Search code examples
solrcassandraopscenter

Deleting Huge Data In Cassandra Cluster


I have Cassandra cluster with three nodes. We have data close to 7 TB from last 4 years. Now because of less space available in the server, we would like to keep data only for last 2 years. But we don't want to delete it completely(data older than 2 years). We want to keep specific data even it is older than 2 years. Currently I can think of one approach: 1) Java client using "MutationBatch object". I can get all the records key which fall into date range and excluding rows which we don't want to delete. Then deleting records in a batch. But this solution raises concern over performance as data is huge.

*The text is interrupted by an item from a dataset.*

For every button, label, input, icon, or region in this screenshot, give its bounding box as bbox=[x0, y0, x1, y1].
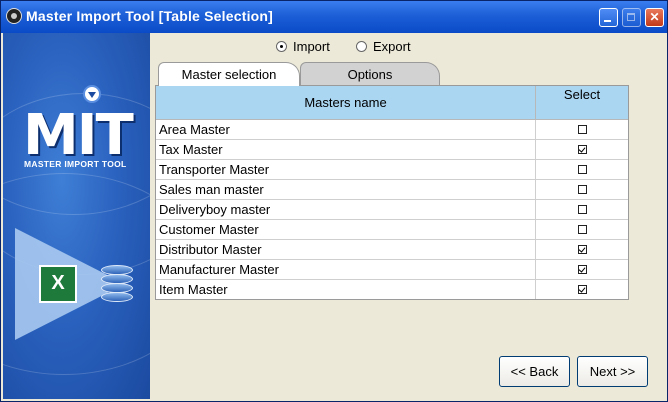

Is it possible to handle it at the server level(opscenter). I read about TTL but how can I apply it to an existing data and also restrict some of the data which I want to keep even if it is older than 2 years.

Please help me in finding out the best solution.


Solution

  • The main thing that you need to understand is that when you remove the data in Cassandra, you're actually adding them by writing the tombstone, and then deletion of actual data will happen during compaction.

    So it's very important to perform deletion correctly. There are different types of deletes - individual cells, row, range, partition (from least effective to most effective by number of tombstones generated). The best for you is to remove by partition, then second one is by ranges inside partition. Following article describes how the data is removed in great details.

    You may need to perform deletion in several steps, so you don't add too much data as tombstones. You also need to check that you have enough disk space for compaction.